Question: Evaluate the Integration: \[\int_{0}^{{{\left( \dfrac{\pi }{2} \right)}^{\dfrac{1}{3}}}}{{{x}^{2}}...

Question

Evaluate the Integration:
$\int_{0}^{{{\left( \dfrac{\pi }{2} \right)}^{\dfrac{1}{3}}}}{{{x}^{2}}sin{{x}^{3}}dx}$

Answer 1

Solution

Integral contains function and its derivative then we use substitution method of integration to reduce the integral into standard form, so use method of substitution to solve it easily.
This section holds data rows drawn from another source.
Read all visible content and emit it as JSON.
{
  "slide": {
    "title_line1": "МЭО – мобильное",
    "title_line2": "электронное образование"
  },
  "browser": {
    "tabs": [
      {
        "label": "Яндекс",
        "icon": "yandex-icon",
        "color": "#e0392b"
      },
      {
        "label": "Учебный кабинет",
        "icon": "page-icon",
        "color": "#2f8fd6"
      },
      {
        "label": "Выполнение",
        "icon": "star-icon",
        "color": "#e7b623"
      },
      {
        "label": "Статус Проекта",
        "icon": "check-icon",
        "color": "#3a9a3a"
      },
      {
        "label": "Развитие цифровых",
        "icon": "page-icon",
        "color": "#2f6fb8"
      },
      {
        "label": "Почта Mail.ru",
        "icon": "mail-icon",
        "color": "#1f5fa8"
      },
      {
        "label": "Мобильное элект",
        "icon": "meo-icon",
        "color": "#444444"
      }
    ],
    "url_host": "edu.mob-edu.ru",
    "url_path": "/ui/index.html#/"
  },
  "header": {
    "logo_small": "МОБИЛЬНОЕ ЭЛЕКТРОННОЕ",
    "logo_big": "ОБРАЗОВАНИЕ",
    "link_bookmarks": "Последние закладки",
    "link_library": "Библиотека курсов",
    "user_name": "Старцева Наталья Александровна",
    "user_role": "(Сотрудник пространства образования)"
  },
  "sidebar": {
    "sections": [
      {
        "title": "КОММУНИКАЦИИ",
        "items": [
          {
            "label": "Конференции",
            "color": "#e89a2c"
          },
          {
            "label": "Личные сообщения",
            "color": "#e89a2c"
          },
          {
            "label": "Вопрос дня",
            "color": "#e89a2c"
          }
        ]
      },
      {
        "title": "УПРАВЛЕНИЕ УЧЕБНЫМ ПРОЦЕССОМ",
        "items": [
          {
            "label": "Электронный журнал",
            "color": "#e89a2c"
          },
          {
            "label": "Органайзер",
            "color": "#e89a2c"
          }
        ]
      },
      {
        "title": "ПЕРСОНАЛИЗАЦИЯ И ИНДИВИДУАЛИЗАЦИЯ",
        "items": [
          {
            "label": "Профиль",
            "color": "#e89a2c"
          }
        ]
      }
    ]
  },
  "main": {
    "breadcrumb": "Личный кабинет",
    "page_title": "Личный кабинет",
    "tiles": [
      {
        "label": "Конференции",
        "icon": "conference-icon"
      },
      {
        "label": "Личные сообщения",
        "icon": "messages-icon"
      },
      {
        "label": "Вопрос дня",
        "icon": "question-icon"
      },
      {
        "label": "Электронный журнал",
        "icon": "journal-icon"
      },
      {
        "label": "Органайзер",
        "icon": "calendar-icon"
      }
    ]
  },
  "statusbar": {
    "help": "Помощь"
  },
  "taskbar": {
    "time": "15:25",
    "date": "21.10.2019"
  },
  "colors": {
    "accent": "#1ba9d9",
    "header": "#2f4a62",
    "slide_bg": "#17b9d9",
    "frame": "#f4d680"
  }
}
Complete step-by-step answer:
Let us consider the given integral as $\int_{0}^{{{\left( \dfrac{\pi }{2} \right)}^{\dfrac{1}{3}}}}{{{x}^{2}}sin{{x}^{3}}dx}\ldots \ldots \ldots \left( 1.1 \right)$ .
It consists of two functions ${{x}^{2}}$ and $sin{{x}^{3}}$ . We know that the derivative of ${{x}^{3}}$ function consists of another function i.e. ${{x}^{2}}$ . So, we can use the method of integration by substitution. In this method to reduce the function into standard form, let us consider ${{x}^{3}}=t$ (here t is any arbitrary variable)…(1.2)
Differentiating both side w.r.t x and we know that $\dfrac{d\left( {{x}^{n}} \right)}{dx}$ = $n{{x}^{n-1}}$ . Then we can write
${x}^{3} = t$
$\dfrac{d{{x}^{3}}}{dx}=\dfrac{dt}{dx}$
$3{{x}^{2}}=\dfrac{dt}{dx}$
Now, we can write it as $3{{x}^{2}}dx=dt......\left( 1.3 \right)$
Now, we have to change the limit with respect to the ‘t’ variable as we are going to change the expression in terms of ‘t’ using equation (1.2).
When,
$x=0$ , then we have $t=0$
$x={{\left( \dfrac{\pi }{2} \right)}^{\dfrac{1}{3}}}$ , then put the value of x in ${x}^{3} = t$ so we get $t=\dfrac{\pi }{2}$
Substituting the equation from (1.3) in equation (1.1). Then, we get
$\int\limits_{0}^{\dfrac{\pi }{2}}{\sin t.\dfrac{dt}{3}}$
$=\dfrac{1}{3}\int_{0}^{\dfrac{\pi }{2}}{sin\text{ }t\text{ }dt}$
We know that $\int{sin\ t\ dt}=\ -cos\ t$ , so,
$=\dfrac{1}{3}\int_{0}^{\dfrac{\pi }{2}}{sin\ t\ dt}$
$=-\dfrac{1}{3}[cos\ t]_{0}^{\dfrac{\pi }{2}}$
$=-\dfrac{1}{3}\left[ cos\left( \dfrac{\pi }{2} \right)-\ cos0 \right]$
We know, $cos\ \dfrac{\pi }{2}=0$ and $cos\ 0=1$ , so we get
$\begin{aligned} & =-\dfrac{1}{3}(0-1) \\\ & =\dfrac{1}{3} \\\ \end{aligned}$
So, therefore we have $\int_{0}^{{{\left( \dfrac{\pi }{2} \right)}^{\dfrac{1}{3}}}}{{{x}^{2}}sin{{x}^{3}}dx}\ =\dfrac{1}{3}$ .

Note: The following points are to be noted while solving this type of question.

Use an appropriate method, such as we used the substitution method to get the answer easily.
In equation 1.2 differentiate the equation w.r.t x only, not w.r.t to t.
Don’t forget to change the limits in terms of ‘t’.